Fires damage buildings and claim lives every year, but many are preventable. The District of Columbia Fire and Emergency Medical Services Department inspects buildings and educates residents on fire safety, but it cannot reach every property and community each year. We are partnering with Fire and EMS and the Office of the Chief Technology Officer to predict fire risk for buildings in DC.
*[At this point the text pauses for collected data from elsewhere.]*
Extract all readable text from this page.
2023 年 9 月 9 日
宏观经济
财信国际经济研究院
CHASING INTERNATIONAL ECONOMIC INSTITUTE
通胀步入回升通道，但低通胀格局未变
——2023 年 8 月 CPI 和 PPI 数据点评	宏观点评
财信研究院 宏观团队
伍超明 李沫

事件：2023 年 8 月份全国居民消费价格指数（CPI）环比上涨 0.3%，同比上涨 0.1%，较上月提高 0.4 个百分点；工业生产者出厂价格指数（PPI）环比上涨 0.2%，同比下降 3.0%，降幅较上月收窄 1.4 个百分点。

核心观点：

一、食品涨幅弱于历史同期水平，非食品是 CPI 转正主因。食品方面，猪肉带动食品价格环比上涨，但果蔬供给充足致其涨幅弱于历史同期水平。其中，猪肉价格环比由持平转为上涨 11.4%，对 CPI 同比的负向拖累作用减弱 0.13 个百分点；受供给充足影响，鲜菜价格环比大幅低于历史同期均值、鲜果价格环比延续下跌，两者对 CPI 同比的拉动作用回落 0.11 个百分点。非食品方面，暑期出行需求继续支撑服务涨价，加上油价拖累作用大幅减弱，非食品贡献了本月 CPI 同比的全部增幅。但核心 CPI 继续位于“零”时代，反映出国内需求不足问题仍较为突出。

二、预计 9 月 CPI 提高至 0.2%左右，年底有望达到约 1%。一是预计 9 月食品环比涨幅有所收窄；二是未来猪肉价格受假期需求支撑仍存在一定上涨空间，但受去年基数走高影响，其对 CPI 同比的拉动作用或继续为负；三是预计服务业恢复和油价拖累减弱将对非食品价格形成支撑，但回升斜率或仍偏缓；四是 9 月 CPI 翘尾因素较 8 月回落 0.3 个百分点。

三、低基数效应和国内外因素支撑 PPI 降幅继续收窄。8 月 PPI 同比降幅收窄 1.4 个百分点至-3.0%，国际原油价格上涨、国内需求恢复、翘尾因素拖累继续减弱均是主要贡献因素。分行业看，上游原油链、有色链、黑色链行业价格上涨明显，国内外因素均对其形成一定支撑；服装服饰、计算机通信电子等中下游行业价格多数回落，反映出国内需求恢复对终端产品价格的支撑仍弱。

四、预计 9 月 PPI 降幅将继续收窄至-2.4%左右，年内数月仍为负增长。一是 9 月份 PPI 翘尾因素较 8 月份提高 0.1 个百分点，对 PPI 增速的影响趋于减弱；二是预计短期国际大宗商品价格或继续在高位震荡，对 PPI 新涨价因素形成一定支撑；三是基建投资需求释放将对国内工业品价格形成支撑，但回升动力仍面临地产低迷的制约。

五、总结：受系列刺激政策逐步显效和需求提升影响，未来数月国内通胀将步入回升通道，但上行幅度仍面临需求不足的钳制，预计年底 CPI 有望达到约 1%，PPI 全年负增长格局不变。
Why is this issue important in DC?
Between 2016 and 2022, there were 189,801 calls related to fire incidents in DC, including 15,770 “highest priority” calls 1. Fires in multi-unit buildings and highly-populated neighborhoods can displace dozens of households and businesses at a time. Fire and EMS already uses an evidence-based outreach strategy to install free smoke alarms in neighborhoods2. However, the Department has limited resources and cannot inspect all buildings in DC so it must prioritize which to inspect first. Using predictive modeling may give fire inspectors another tool to prioritize inspections and prevent more building fires.
What are we doing?
We are working with publicly available data via Open Data DC and internal data on fire incidents in residential and commercial buildings. We will use this data to train statistical models which will rank individual buildings according to their risk of fire in the future. We will develop two separate models, one for commercial buildings and another for residential blocks. We are also working with the intended users of these models (personnel from the Department’s Fire Prevention Division) to develop a dashboard that will allow them to use the data and risk predictions from our models in their workflow.
What have we learned?
We expect to have findings about how well building characteristics predict fire risk in 2024.
What comes next?
If the models predict fire risk well enough, Fire and EMS plan to integrate the risk scores into their inspection scheduling process.
What is happening behind the scenes?
Lab staff sat down with fire inspectors to understand how they schedule inspections and how to best incorporate fire risk score into their current system. Team members also joined a Department outreach event to install smoke alarms – and they came to one of our homes! On one day, the outreach team visited 416 houses and 78 apartments and installed 20 smoke alarms.